Thanks in part to the surge in retail interest, India’s benchmark BSE Sensex has been on a record-breaking rally, nearly doubling in value since its March low and beating regional and US benchmarks in the last six months. The Sensex has gained 32% since August, while the MSCI ACI Asia Pacific Index is up 27% and the S&P 500 added 16% in the same period.
India’s individual investors have also piled into initial public offerings: the retail tranche of the $93m September listing by IT firm Happiest Minds Technologies was 71 times oversubscribed, the most yet for a float of more than $50m, while Burger King India’s was 68 times, the second-highest.
However, analysts warn that the simplicity of trading on apps could lead inexperienced investors to take risks that could backfire.
“This new era of e-commerce-like platforms has made buying stocks as easy as buying a mobile phone or soap online,” said Vivek Bajaj, Kolkata-based co-founder of Stock Edge, a research and education platform for retail investors. “Fundamental value has lost its relevance — and liquidity is driving everything.”
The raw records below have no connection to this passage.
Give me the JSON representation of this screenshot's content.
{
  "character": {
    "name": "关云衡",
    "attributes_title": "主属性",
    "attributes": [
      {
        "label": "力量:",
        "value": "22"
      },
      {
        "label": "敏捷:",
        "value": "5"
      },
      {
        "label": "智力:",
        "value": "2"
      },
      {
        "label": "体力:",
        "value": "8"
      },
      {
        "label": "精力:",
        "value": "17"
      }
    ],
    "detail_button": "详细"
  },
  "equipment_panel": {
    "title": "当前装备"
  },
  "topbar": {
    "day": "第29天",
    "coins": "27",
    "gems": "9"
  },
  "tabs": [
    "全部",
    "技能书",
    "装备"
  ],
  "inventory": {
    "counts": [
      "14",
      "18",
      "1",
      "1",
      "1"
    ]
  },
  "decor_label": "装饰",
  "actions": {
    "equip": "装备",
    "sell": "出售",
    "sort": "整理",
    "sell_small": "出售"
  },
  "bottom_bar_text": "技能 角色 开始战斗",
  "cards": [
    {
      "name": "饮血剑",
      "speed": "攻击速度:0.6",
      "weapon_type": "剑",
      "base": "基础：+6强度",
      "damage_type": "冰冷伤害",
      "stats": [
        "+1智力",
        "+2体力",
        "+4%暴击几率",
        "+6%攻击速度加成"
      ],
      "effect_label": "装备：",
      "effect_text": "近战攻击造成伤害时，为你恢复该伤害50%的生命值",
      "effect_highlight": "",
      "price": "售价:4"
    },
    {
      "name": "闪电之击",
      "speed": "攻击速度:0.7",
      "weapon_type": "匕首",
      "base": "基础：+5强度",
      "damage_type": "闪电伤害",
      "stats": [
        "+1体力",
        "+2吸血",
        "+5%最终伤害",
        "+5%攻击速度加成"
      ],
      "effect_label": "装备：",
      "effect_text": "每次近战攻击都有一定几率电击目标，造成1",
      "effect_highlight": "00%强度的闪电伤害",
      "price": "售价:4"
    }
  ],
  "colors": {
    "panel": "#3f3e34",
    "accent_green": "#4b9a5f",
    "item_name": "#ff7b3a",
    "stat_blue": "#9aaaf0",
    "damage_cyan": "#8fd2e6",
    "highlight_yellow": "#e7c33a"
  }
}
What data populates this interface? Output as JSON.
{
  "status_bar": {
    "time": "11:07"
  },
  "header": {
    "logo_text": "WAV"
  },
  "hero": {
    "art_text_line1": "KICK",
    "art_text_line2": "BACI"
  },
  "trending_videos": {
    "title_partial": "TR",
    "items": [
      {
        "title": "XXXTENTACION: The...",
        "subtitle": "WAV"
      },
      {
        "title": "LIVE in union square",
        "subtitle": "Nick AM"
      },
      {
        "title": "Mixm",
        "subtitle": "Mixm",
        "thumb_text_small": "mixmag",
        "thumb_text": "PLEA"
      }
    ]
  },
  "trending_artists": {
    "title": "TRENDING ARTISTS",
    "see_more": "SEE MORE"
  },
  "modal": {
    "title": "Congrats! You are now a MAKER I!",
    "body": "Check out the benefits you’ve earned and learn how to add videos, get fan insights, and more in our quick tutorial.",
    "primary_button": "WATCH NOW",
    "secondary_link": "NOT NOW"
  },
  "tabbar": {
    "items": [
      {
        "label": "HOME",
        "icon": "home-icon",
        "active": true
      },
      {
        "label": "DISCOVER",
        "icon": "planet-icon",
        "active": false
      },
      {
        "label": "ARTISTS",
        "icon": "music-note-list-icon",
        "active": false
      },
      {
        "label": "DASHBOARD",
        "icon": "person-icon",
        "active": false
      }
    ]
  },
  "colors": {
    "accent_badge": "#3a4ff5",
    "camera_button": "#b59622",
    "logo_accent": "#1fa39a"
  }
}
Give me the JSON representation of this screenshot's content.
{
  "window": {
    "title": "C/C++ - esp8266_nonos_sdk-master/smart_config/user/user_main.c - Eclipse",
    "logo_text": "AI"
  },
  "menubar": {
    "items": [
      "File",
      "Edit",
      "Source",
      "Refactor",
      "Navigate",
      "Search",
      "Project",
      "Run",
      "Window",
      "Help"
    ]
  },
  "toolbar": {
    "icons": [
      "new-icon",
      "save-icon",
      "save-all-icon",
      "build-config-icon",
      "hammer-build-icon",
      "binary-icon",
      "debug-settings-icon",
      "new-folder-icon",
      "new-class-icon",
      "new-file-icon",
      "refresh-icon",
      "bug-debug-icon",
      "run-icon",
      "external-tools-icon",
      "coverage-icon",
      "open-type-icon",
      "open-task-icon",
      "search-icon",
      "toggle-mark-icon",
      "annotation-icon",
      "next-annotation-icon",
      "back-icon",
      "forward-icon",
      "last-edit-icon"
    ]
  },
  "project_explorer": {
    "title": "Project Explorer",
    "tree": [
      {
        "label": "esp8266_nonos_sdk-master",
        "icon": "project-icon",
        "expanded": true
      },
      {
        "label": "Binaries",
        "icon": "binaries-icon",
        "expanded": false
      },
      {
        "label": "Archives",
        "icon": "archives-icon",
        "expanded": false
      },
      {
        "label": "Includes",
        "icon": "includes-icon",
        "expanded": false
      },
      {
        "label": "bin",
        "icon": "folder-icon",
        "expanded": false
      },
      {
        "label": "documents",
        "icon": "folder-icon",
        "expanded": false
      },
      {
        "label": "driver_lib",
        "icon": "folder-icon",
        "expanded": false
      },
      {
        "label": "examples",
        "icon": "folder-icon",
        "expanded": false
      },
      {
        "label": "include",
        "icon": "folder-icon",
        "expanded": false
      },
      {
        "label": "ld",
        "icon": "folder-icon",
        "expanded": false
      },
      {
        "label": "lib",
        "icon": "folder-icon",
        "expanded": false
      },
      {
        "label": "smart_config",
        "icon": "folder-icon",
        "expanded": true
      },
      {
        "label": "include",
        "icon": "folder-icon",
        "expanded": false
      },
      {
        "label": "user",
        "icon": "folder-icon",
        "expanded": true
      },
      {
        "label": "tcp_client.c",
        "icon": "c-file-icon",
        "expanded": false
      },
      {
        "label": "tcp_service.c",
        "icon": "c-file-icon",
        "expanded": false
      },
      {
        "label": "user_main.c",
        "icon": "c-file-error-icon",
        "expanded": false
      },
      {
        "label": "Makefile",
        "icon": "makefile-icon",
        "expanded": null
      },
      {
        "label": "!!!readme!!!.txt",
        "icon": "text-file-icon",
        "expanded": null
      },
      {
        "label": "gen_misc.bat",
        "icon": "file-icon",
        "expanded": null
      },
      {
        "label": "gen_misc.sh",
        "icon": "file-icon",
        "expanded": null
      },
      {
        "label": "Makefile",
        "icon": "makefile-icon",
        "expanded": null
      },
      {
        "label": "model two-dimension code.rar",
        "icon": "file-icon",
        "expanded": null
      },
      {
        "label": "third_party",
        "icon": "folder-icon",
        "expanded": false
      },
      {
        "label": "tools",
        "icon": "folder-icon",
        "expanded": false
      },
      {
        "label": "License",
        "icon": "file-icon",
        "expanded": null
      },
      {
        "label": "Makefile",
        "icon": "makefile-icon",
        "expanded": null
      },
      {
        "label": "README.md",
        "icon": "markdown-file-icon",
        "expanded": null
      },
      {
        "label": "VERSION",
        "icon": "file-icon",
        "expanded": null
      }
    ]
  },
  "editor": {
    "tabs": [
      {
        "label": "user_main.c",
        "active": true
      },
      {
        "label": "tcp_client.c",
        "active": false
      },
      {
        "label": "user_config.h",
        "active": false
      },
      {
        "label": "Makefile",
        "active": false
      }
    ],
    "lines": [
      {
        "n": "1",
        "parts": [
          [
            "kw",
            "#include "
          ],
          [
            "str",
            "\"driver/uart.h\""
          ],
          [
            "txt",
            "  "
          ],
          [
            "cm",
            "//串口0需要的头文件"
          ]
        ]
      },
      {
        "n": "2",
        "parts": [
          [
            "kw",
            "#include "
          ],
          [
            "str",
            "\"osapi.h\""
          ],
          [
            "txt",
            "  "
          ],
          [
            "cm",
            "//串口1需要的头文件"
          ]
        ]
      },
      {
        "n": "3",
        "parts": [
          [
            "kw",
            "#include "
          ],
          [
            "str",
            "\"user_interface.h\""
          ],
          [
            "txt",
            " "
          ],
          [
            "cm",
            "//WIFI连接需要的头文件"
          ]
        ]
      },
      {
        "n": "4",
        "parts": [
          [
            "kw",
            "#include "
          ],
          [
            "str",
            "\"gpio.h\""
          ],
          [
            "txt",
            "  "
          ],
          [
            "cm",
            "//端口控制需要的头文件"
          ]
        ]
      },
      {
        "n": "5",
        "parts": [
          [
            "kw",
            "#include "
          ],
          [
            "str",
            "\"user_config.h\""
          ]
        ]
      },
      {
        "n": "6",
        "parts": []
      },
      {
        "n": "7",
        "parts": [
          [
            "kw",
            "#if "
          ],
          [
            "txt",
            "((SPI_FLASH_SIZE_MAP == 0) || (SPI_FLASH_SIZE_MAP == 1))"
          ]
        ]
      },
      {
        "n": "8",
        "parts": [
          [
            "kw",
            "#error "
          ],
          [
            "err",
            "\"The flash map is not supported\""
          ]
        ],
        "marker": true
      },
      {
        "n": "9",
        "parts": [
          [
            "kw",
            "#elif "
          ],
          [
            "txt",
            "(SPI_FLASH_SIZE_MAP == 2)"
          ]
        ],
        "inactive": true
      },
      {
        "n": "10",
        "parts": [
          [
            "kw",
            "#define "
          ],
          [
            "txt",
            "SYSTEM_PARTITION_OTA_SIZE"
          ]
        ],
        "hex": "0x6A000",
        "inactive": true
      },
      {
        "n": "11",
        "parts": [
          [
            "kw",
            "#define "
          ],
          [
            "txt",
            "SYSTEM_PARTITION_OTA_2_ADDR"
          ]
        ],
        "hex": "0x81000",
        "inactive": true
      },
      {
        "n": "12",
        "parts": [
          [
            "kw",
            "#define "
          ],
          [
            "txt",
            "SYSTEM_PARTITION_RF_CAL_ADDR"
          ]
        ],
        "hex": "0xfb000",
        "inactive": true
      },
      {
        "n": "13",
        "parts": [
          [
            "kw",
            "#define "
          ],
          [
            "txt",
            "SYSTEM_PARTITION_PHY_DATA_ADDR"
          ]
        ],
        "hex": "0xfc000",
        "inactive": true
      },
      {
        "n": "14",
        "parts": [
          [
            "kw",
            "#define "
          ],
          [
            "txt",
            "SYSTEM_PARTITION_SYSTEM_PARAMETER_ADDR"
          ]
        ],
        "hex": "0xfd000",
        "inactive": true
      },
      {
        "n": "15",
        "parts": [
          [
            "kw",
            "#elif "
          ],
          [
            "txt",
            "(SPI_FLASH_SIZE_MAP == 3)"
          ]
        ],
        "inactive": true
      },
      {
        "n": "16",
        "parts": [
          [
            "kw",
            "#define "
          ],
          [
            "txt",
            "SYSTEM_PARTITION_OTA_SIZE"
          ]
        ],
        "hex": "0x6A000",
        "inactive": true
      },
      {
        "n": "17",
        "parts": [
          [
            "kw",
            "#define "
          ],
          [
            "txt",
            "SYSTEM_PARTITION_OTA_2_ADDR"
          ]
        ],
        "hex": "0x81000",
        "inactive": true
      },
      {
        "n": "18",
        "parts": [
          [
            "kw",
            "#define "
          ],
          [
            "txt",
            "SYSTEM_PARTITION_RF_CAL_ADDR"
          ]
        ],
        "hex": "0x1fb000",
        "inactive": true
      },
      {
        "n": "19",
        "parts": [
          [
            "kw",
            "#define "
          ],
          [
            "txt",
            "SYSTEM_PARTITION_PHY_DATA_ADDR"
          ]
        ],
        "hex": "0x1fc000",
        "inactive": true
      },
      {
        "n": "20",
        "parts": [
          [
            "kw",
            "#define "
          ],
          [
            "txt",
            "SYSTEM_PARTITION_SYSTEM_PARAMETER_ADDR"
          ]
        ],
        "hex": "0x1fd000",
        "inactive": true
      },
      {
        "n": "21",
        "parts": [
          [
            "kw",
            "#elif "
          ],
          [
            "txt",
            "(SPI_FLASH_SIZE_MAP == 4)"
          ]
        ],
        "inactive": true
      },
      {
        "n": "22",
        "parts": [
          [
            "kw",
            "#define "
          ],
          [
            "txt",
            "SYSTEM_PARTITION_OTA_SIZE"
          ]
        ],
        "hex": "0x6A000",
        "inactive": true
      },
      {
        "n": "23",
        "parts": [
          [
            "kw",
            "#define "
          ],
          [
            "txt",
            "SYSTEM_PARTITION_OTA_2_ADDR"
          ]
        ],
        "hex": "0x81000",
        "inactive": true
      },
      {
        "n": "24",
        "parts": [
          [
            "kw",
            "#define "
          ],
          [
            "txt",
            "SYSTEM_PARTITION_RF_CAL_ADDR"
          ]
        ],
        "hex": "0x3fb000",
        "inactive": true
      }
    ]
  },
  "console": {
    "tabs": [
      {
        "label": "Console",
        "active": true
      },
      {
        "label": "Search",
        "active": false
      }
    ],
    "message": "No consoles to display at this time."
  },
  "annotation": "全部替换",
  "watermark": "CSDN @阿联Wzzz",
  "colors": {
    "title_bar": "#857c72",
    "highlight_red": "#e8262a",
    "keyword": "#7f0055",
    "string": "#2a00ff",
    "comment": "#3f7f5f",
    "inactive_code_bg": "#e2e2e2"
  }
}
Bajaj said that he is worried that the upcoming IPO by Life Insurance Corporation of India, the state-owned behemoth whose share sale could be the largest yet in the country, will lead to “mass hysteria”.
Deepak Jasani, head of retail research at HDFC Securities in Mumbai, said market declines will pose a test for the retail investors avidly after social media influencers for tips.
“Once you are comfortable with a particular group or person, you tend to follow him or her for a reasonably long time,” he said. “And because markets haven’t corrected, you gain more and more trust and confidence in that person.”
Meanwhile, although his portfolio is in the red, Joseph says his interest in investing hasn’t dimmed. He’s now looking into buying cryptocurrencies.